At the same time, he does believe seeing sports live in arenas and stadiums will come back once a vaccine is found. He noted that Puma’s launch into basketball has “gone better than our expectations” and talked about how important basketball has been providing Puma with credibility in sport in North America. Puma is largely known for its soccer roots in Europe.

“I think the things that we do in lifestyle and fashion, we have to make sure that it comes from an authentic place,” said Philion. “We like to use this grounding in sport to kind of find those things that are cool for the street, and what might make it into popular culture. We’re one of just a few brands that have this history and heritage that go back to the late 40s to be able to pull from and that’s a big part of the inspiration.”

He suspects travel will also slowly revive out of the pandemic and help markets such as New York, where Puma has an office that’s still closed and a flagship that was closed “for a long time as well.”

Philion said tourist markets such as Miami, Fort Lauderdale and Los Angeles have been notably impacted by COVID-19, but the brand has been seeing stronger growth in middle America as the brand’s momentum has finally reached those markets. He said, “There are some slower markets out there. Part of it was just the nature of trends and when they get to different markets. Basketball has helped.
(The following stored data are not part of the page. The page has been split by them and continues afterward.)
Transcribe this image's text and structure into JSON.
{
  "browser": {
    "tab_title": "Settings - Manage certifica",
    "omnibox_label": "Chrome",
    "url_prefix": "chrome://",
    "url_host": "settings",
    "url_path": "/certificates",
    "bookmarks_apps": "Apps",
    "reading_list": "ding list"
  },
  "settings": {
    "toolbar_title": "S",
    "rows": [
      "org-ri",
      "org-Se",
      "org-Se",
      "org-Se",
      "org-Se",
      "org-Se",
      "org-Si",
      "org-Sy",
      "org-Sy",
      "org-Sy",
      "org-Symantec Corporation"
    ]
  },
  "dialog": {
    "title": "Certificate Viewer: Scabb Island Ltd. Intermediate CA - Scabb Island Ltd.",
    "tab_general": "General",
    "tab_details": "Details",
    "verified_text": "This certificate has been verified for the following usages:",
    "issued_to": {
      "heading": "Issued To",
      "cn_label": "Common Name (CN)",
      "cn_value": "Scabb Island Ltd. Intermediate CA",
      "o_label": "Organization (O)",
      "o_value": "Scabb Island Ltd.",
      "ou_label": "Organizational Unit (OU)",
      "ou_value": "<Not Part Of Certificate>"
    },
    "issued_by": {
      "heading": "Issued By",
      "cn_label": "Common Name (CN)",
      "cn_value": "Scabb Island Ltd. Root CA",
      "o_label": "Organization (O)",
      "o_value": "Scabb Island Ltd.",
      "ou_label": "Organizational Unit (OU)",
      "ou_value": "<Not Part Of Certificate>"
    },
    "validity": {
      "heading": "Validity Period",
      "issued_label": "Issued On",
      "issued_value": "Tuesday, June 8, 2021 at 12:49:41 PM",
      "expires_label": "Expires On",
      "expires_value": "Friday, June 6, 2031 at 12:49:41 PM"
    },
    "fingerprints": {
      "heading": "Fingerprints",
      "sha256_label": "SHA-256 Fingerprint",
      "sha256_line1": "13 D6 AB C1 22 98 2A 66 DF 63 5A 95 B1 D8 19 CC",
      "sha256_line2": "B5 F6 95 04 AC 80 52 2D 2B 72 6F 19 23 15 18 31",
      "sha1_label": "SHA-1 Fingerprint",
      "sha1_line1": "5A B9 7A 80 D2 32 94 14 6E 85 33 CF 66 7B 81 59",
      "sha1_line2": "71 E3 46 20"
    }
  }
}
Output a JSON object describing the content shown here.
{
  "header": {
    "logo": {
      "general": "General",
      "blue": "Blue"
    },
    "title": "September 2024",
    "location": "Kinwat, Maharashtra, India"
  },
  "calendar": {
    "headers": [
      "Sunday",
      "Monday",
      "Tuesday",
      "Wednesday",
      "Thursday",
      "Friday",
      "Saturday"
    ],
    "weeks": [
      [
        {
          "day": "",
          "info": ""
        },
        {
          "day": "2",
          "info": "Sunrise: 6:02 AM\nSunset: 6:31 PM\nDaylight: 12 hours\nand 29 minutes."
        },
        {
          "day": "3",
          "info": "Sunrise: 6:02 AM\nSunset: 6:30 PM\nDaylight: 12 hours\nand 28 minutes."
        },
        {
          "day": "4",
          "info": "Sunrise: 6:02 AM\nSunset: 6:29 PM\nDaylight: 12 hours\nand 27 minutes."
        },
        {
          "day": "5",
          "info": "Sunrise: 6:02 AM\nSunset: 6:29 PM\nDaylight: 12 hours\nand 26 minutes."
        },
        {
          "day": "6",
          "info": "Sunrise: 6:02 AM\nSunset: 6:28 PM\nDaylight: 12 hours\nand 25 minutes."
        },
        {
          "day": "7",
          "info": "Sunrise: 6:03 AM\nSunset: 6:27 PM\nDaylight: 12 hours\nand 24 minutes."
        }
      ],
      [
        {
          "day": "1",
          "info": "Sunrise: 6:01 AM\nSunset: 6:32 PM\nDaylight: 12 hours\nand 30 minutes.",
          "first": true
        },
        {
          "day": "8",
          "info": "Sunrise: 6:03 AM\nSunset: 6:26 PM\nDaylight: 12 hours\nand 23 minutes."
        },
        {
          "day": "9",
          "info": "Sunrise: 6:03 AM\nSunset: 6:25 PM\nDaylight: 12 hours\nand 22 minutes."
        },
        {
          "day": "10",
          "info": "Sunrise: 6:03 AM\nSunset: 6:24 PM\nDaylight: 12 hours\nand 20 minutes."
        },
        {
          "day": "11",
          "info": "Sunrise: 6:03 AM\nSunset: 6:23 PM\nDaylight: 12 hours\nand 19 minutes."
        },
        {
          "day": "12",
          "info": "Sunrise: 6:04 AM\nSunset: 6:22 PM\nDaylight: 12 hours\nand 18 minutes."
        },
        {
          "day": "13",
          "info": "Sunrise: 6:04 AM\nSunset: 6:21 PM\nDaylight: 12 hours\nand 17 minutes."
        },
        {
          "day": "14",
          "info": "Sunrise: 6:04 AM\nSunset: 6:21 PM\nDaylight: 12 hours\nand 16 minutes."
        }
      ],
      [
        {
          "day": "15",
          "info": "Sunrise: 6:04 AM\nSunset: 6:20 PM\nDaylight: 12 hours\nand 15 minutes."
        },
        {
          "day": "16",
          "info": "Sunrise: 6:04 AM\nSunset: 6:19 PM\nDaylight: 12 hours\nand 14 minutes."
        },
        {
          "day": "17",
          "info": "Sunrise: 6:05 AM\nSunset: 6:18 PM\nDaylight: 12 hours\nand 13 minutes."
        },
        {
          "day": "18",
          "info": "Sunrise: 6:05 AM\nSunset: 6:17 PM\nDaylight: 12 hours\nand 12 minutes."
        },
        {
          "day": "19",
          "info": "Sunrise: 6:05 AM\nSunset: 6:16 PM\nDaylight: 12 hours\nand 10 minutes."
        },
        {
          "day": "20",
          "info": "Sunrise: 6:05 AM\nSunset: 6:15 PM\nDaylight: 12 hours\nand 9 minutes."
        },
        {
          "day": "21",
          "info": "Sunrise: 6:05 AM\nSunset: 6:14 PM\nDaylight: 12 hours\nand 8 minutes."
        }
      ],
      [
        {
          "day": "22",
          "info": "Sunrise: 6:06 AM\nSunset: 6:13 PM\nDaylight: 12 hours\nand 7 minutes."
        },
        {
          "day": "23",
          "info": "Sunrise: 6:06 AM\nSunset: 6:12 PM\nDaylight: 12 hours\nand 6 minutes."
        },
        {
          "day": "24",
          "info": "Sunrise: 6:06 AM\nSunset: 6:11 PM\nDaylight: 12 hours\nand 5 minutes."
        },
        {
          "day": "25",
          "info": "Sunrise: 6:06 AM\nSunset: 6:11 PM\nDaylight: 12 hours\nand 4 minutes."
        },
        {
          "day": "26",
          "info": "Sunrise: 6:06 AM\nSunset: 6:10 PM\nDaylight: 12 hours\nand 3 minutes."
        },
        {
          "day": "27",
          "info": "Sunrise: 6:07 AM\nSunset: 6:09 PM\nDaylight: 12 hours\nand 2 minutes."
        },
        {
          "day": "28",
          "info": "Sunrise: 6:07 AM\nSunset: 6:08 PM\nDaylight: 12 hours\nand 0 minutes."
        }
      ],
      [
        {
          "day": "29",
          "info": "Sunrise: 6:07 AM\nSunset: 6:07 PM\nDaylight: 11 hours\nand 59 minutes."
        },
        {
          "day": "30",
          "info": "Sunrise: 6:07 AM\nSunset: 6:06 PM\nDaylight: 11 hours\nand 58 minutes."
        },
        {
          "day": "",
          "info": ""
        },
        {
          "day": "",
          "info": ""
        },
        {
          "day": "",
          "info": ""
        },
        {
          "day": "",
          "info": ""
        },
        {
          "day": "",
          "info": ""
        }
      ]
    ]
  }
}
That visibility has a halo effect and people see the Puma cat in a new light.”

Finally, he thinks the excessive promotional activity seen earlier this year will ebb with inventories quickly normalizing. He pointed to one of Puma’s accounts that in 30 days went from being a billion dollars overstocked to a billion understocked.

Puma is setting buying plans for 2021 and Philion expects Puma will benefit from remaining aggressive for 2021. Said Philion, “We placed a huge bet on continuing to keep the machine going and keep innovation flowing and newness. And the way we looked at it was a bit of a pause for 2020. But we didn’t really change anything when it came to our innovation or goals for 2021.”

He said Puma still plans to stay connected with the brand’s biggest accounts and its own DTC operations to make adjustments given the continued uncertainties created by COVID-19. Philion said, “I think it’s just really keeping our ear close to the ground and making sure that we’re staying adaptable and as flexible as we can.”